I went to medical school to go into family medicine. During my interview when I said I wanted to do family medicine, the interviewer looked me up and down and said, “You know, you don’t have to say that just because you are at (insert name of primary care focused medical school).”
Now, less than two years into medical school, I’m watching with sadness as the “con” side of my pro/con primary care seesaw tips lower and lower. My intentions of writing this are not to bash, elevate, or debate any specific specialty, but to explain what the current state of primary care looks like as a second-year medical student and how that will affect my residency decision and therefore the future of health care.
There is a large disconnect between practicing physicians and medical students. My point of writing this is to bring up the some of the concerns that medical students perceive as rational reasons to stay away from primary care, even if they feel as though they would make great primary care physicians.
Through my eyes as an eager medical student, two recent legal changes shook my outlook on primary care:
1. Oregon NP Payment Parity Bill (HB 2902): “The first state in the nation to require insurance companies to follow ‘equal pay for equal work’ rules on insurance reimbursements for nurse practitioners, physician assistants and physicians in primary care and mental health.”
2. VA Grants Full Practice Authority to Advanced Practice Registered Nurses
When I read those articles, everything changed. Why would any medical student want to pursue primary care after eleven years of post-high school education, when they could do the same thing, for the same pay as a nurse practitioner or a physician assistant? I can’t help but ask myself, will I be overtrained to go into primary care? Will I take too many exams, work too many hours, and take on too much debt to go into primary care?
It is the erosion of physician territory, particularly in primary care, that makes me step back from my prior commitment to primary care and strongly reconsider options that pay better and are not encroached upon by other professions. Part of me feels like a traitor.

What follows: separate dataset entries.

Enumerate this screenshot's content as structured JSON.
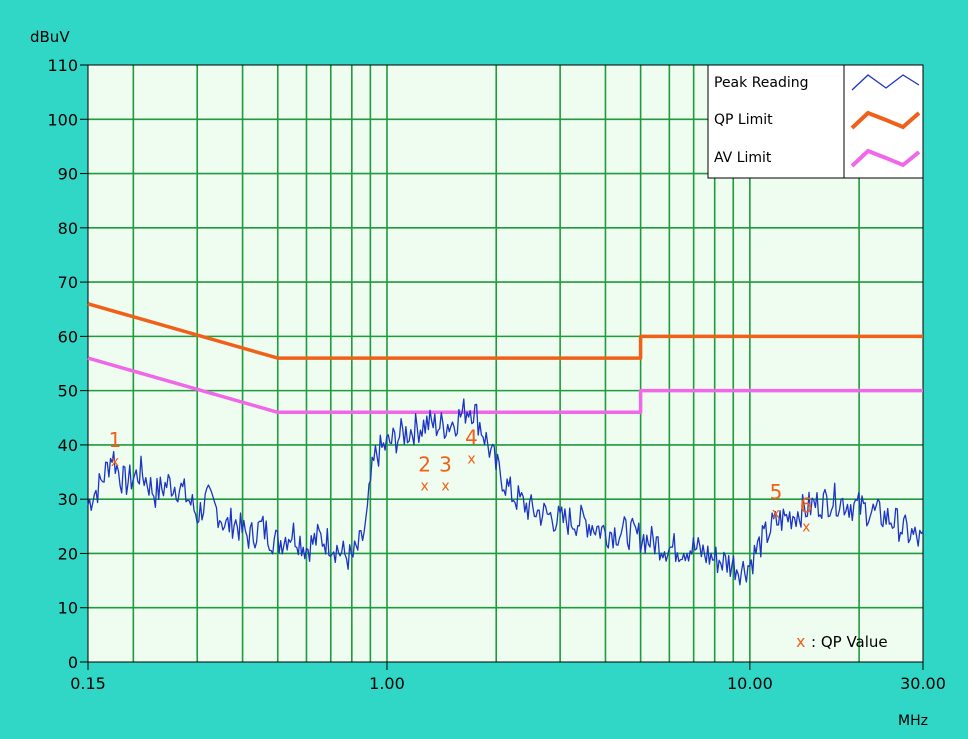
{
  "colors": {
    "frame_bg": "#30d6c6",
    "plot_bg": "#eefdf0",
    "grid": "#1f9a3c",
    "peak": "#1c34c4",
    "qp_limit": "#f06018",
    "av_limit": "#f068e8",
    "qp_marker": "#f06018",
    "text": "#000000"
  },
  "chart_data": {
    "type": "line",
    "title": "",
    "xlabel": "MHz",
    "ylabel": "dBuV",
    "x_scale": "log",
    "xlim": [
      0.15,
      30.0
    ],
    "ylim": [
      0,
      110
    ],
    "grid": true,
    "x_ticks": [
      0.15,
      1.0,
      10.0,
      30.0
    ],
    "x_tick_labels": [
      "0.15",
      "1.00",
      "10.00",
      "30.00"
    ],
    "y_ticks": [
      0,
      10,
      20,
      30,
      40,
      50,
      60,
      70,
      80,
      90,
      100,
      110
    ],
    "y_tick_labels": [
      "0",
      "10",
      "20",
      "30",
      "40",
      "50",
      "60",
      "70",
      "80",
      "90",
      "100",
      "110"
    ],
    "legend": {
      "position": "top-right",
      "entries": [
        {
          "label": "Peak Reading",
          "color": "#1c34c4",
          "style": "thin"
        },
        {
          "label": "QP Limit",
          "color": "#f06018",
          "style": "thick"
        },
        {
          "label": "AV Limit",
          "color": "#f068e8",
          "style": "thick"
        }
      ]
    },
    "qp_legend_label": ": QP Value",
    "series": [
      {
        "name": "Peak Reading",
        "x": [
          0.15,
          0.155,
          0.16,
          0.165,
          0.17,
          0.175,
          0.18,
          0.185,
          0.19,
          0.2,
          0.21,
          0.22,
          0.23,
          0.25,
          0.27,
          0.29,
          0.3,
          0.32,
          0.34,
          0.36,
          0.38,
          0.4,
          0.42,
          0.45,
          0.48,
          0.5,
          0.55,
          0.6,
          0.65,
          0.7,
          0.75,
          0.8,
          0.85,
          0.88,
          0.9,
          0.93,
          0.96,
          1.0,
          1.05,
          1.1,
          1.2,
          1.3,
          1.4,
          1.5,
          1.55,
          1.6,
          1.65,
          1.7,
          1.75,
          1.8,
          1.9,
          2.0,
          2.2,
          2.5,
          2.8,
          3.0,
          3.5,
          4.0,
          4.5,
          5.0,
          5.5,
          6.0,
          7.0,
          8.0,
          9.0,
          9.5,
          10.0,
          10.5,
          11.0,
          11.5,
          12.0,
          13.0,
          14.0,
          15.0,
          17.0,
          19.0,
          21.0,
          23.0,
          25.0,
          27.0,
          30.0
        ],
        "y": [
          29,
          31,
          32,
          34,
          36,
          38.5,
          36,
          34,
          33,
          34,
          35,
          33,
          31,
          33,
          32,
          29,
          27,
          30,
          28,
          25,
          26,
          24,
          23,
          25,
          23,
          22,
          24,
          21,
          23,
          22,
          20,
          19,
          22,
          26,
          33,
          38,
          39,
          40,
          41,
          42,
          43,
          44,
          43.5,
          44,
          44.5,
          45.5,
          46.5,
          47,
          46,
          44,
          40,
          36,
          31,
          28,
          27,
          26,
          26,
          24,
          24,
          23,
          22,
          21,
          21,
          19,
          18,
          17,
          18,
          21,
          23,
          25,
          26,
          27,
          28,
          29,
          30,
          29,
          28,
          27,
          26,
          24,
          22
        ]
      },
      {
        "name": "QP Limit",
        "x": [
          0.15,
          0.5,
          0.5,
          5.0,
          5.0,
          30.0
        ],
        "y": [
          66,
          56,
          56,
          56,
          60,
          60
        ]
      },
      {
        "name": "AV Limit",
        "x": [
          0.15,
          0.5,
          0.5,
          5.0,
          5.0,
          30.0
        ],
        "y": [
          56,
          46,
          46,
          46,
          50,
          50
        ]
      }
    ],
    "qp_values": [
      {
        "label": "1",
        "x": 0.178,
        "y": 37.0
      },
      {
        "label": "2",
        "x": 1.27,
        "y": 32.5
      },
      {
        "label": "3",
        "x": 1.45,
        "y": 32.5
      },
      {
        "label": "4",
        "x": 1.71,
        "y": 37.5
      },
      {
        "label": "5",
        "x": 11.8,
        "y": 27.5
      },
      {
        "label": "6",
        "x": 14.3,
        "y": 25.0
      }
    ]
  }
}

If you want to know how to get more students to go into primary care, I would start by addressing these fears. It is hard for medical students to decipher if the primary care boat has simply hit a wave and taken on a splash of water or if it is more like the Titanic heading towards an enormous iceberg. Some specialties appear to be watching from the shore pointing and laughing rather than assisting or calling for help. The boat I am on is heading towards what looks like thick smoke.
Put yourself in my shoes: Do I jump ship or take a deep breath and hold on?
The author is an anonymous medical student.